A aluna de doutorado em Geografia Física e membro do Coletivo Independente e de Luta, atuante no Crusp, e da gestão da Associação de Pós-Graduandos (APG), Aline Franco afirma que a principal pauta quanto à distribuição de vagas do coletivo é pela transparência no processo de seleção. “A gente luta para ter um aluno, representante discente no processo de seleção da SAS”. Os principais ofícios contidos no dossiê relacionado a vagas enviados pelo coletivo ao órgão questionam a distribuição e disponibilidade de vagas nos apartamentos.

Corredores de um bloco do Crusp (Foto: Roberta Vassallo)
Corredores de um bloco do Crusp (Foto: Roberta Vassallo)
Irregular no Crusp

Amanda*, soteropolitana, veio ao Crusp em 2008 convidada por amigos que estudavam na USP. Desde então mora na sala de apartamentos do conjunto de forma irregular.
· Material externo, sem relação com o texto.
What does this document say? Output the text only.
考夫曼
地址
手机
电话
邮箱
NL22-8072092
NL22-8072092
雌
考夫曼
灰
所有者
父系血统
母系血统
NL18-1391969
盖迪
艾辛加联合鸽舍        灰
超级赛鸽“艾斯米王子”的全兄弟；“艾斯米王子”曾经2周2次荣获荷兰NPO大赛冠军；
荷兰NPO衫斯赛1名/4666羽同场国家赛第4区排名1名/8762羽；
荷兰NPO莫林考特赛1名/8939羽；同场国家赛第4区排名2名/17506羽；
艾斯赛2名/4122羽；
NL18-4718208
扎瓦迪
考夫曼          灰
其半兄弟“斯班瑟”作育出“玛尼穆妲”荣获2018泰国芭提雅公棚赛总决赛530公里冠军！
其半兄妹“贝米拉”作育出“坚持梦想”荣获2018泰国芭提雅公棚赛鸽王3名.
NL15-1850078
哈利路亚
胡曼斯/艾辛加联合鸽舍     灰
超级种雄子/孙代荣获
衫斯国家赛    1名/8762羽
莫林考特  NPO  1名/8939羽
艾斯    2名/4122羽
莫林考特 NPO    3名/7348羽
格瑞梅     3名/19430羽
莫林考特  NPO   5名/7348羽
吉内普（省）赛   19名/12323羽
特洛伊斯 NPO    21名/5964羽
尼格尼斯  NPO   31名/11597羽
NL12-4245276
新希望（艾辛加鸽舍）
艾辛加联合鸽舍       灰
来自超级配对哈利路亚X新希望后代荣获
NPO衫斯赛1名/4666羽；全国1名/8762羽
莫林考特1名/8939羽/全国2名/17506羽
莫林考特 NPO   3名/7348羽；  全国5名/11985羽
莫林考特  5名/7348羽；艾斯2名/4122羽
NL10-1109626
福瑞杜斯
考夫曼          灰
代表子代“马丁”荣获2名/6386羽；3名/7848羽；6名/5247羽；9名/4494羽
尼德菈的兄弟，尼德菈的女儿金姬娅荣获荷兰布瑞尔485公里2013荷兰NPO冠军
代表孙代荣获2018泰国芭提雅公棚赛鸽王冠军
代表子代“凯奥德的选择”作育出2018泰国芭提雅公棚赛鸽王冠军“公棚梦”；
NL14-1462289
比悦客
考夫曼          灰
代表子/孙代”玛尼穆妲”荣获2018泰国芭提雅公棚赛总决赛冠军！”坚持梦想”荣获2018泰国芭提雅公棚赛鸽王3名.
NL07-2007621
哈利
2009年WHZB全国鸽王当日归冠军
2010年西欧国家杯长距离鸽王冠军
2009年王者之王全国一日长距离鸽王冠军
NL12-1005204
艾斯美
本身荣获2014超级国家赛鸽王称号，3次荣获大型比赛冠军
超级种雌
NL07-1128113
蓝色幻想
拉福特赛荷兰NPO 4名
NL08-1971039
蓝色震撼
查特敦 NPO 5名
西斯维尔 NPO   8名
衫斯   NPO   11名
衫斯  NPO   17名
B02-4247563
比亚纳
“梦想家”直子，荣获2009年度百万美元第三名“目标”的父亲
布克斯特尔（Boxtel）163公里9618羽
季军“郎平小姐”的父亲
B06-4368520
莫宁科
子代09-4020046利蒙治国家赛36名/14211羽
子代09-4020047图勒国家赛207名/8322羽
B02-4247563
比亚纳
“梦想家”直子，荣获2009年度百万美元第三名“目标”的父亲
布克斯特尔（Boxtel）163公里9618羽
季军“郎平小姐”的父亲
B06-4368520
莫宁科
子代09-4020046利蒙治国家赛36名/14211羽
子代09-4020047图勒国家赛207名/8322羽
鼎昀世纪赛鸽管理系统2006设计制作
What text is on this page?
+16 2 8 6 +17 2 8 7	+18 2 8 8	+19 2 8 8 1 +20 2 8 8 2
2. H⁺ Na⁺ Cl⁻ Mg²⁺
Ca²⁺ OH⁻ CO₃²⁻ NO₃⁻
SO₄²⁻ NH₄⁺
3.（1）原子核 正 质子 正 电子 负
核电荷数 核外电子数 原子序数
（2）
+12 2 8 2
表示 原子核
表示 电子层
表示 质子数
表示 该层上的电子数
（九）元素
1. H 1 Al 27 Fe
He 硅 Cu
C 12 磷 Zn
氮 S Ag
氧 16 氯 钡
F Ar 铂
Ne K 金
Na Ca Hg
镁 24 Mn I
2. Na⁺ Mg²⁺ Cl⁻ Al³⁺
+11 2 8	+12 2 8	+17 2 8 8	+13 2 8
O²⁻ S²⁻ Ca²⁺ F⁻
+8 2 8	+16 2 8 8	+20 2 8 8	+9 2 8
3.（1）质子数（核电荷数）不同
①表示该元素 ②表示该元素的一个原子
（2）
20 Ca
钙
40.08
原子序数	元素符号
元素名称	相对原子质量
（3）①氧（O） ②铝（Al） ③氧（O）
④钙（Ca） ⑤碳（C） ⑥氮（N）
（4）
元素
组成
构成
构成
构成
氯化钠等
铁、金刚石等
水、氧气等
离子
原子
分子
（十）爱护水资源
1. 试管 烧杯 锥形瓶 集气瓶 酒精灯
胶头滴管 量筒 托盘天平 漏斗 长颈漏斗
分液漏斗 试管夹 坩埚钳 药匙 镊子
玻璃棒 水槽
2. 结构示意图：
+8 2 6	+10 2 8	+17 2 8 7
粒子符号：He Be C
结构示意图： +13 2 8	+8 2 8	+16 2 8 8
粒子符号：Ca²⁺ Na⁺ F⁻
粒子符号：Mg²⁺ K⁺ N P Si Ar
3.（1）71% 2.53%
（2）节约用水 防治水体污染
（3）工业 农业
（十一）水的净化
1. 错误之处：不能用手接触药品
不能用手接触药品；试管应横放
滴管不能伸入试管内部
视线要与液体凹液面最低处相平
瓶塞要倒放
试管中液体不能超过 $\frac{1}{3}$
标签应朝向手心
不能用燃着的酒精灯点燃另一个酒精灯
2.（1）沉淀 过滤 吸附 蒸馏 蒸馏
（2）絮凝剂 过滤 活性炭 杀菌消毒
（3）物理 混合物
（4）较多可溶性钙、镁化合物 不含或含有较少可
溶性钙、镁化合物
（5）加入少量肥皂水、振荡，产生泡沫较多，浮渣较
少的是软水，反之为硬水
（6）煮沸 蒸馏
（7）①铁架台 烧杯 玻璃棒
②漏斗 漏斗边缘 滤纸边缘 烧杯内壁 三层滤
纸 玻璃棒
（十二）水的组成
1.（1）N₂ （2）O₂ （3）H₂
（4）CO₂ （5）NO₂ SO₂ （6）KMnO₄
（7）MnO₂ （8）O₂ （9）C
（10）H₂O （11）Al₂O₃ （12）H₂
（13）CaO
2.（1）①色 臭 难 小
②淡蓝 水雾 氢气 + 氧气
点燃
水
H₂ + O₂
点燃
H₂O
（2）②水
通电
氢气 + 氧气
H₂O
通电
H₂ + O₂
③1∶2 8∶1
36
A estudante assistiu ao cursinho oferecido pela Aeusp (Associação de Educadores da USP), que acontece no próprio conjunto residencial e prestou Fuvest ao final do ano. Foi aprovada na quarta lista, quando já tinha sido contemplada pelo ProUni e estava estudando em uma universidade particular, optou por não fazer o curso na USP. Hoje, já graduada, ainda não estuda na Universidade e passa pelo processo de matrícula para fazer seu curso de mestrado na USP.

A situação de Amanda* é comum nos apartamentos do Crusp: a moradia irregular. Diversas pessoas que não estudam na USP, mas frequentam a Universidade residem no conjunto sem passar pelo processo de seleção – que reserva vagas somente aos alunos.

Insuficiência de vagas

O conjunto oferece 1187 vagas para alunos de graduação e 378 para alunos de pós-graduação, segundo dado disponível no site da SAS. Para o professor João Meyer, da Faculdade de Arquitetura e Urbanismo da USP, o número não é suficiente para a demanda “principalmente à medida que a faculdade está fazendo um esforço de absorver pessoas que não tiveram oportunidade no passado, pelos programas de cotas e, por exemplo, o Enem, [a USP] começa a receber mais gente com dificuldades econômicas”, argumenta. Segundo o superintendente da SAS, Prof. Waldyr Antonio Jorge, não há projetos para a ampliação de vagas no Crusp.

Moradores se manifestam com faixa no bicicletário do Crusp (Foto: Roberta Vassallo)
Moradores se manifestam com faixa no bicicletário do Crusp (Foto: Roberta Vassallo)
Plano diretor e o que está sendo feito

O plano diretor do Crusp, feito em 2009 pela Superintendência do Espaço Físico (SEF) da USP, prevê a curto prazo a liberação do piso térreo de todos os blocos do conjunto. A liberação será feita com transferência da biblioteca do IEB (Instituto de Estudos Brasileiros), localizada no Bloco D, para a sua sede junto à Biblioteca Brasiliana, a transferência do Sisusp odontológico do bloco G e reforma do Bloco B — que aconteceria após a conclusão da construção do Bloco A1. O bloco foi finalizado em 2011.

Segundo o superintendente da SAS, não há previsão para a liberação do piso térreo dos prédios e o órgão não foi informado sobre os procedimentos para a implantação do projeto. A SAS respondeu que não há obra de reforma estrutural em andamento no Bloco B, e que a SEF contratou a elaboração de um projeto de reforma do sistema de combate a incêndios em todo o conjunto residencial para atender às normas de segurança necessárias. Entramos em contato com a SAS sobre as denúncias sobre as vagas e não obtivemos respostas.